The question is related to the famous locker puzzle:
The director of a prison offers 100 prisoners on death row, which are numbered from 1 to 100, a last chance. In a room there is a cupboard with 100 drawers. The director puts in each drawer the number of exactly one prisoner in random order and closes the drawers afterwards. The prisoners enter the room one after another. Each prisoner may open and look into 50 drawers in any order and the drawers are closed again afterwards. If during this search every prisoner finds his number in one of the drawers, all prisoners are pardoned. If just one prisoner does not find his number, all prisoners have to die. Before the first prisoner enters the room, the prisoners may discuss their strategy, afterwards no communication of any means is possible. What is the best strategy for the prisoners?

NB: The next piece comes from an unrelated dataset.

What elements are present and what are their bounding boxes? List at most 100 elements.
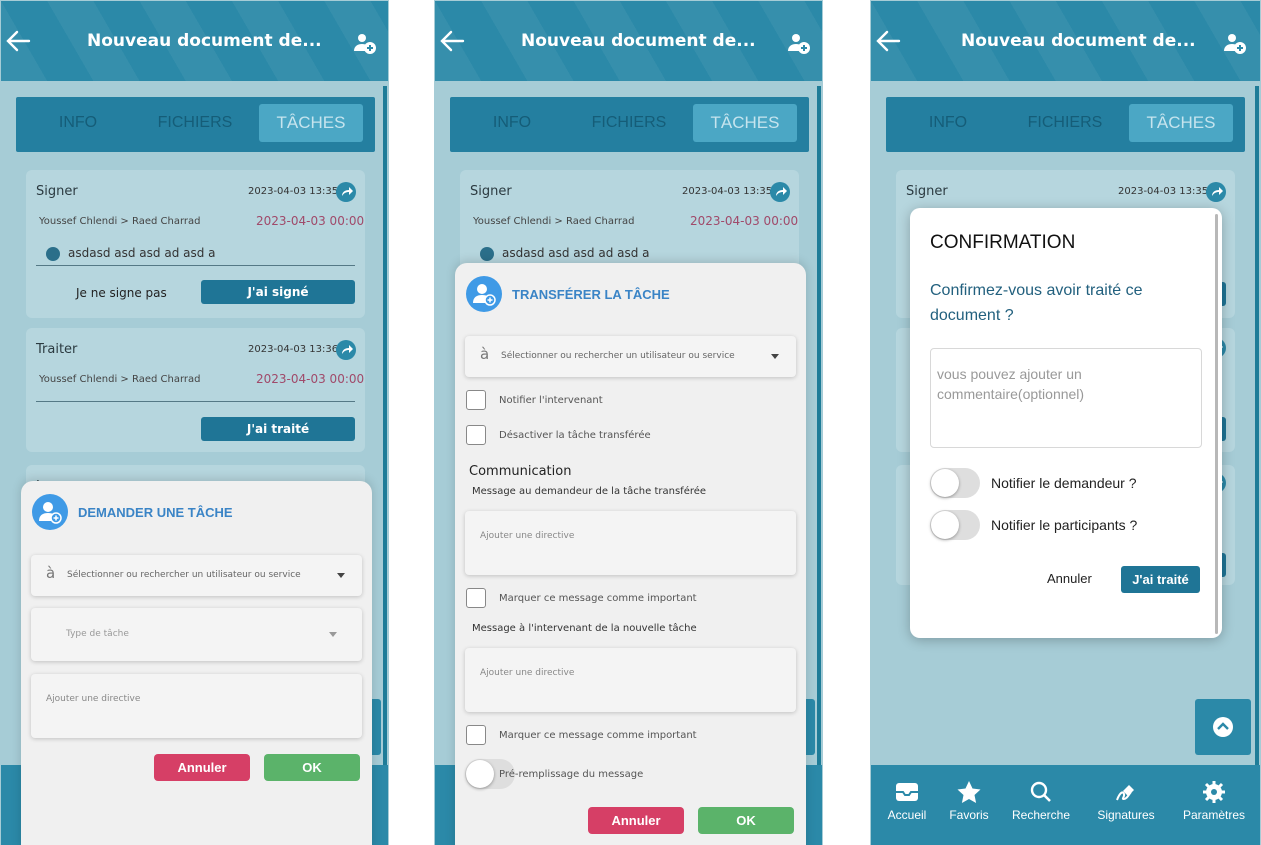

I am interested in the modification where the prisoners are only allowed to use a predetermined strategy: each of them must choose the 50 boxes he will open before entering the room.
In this case I believe the optimal strategy is the following one. Divide the prisoners into two groups, say, with numbers 1-50 and 51-100. Each prisoner from the first group should open boxes 1-50, from the second, 51-100.
More generally, if each of $nm$ prisoners is allowed to open $m$ boxes, then the best strategy seems to be the same: divide into groups $1$ to $m$, $m+1$ to $2m$, ... $(n-1)m+1$ to $nm$ and let each prisoner open the boxes with numbers from his group.
This is easily seen to be optimal for $m=2$. Is this so for any $m$? Is there any reference?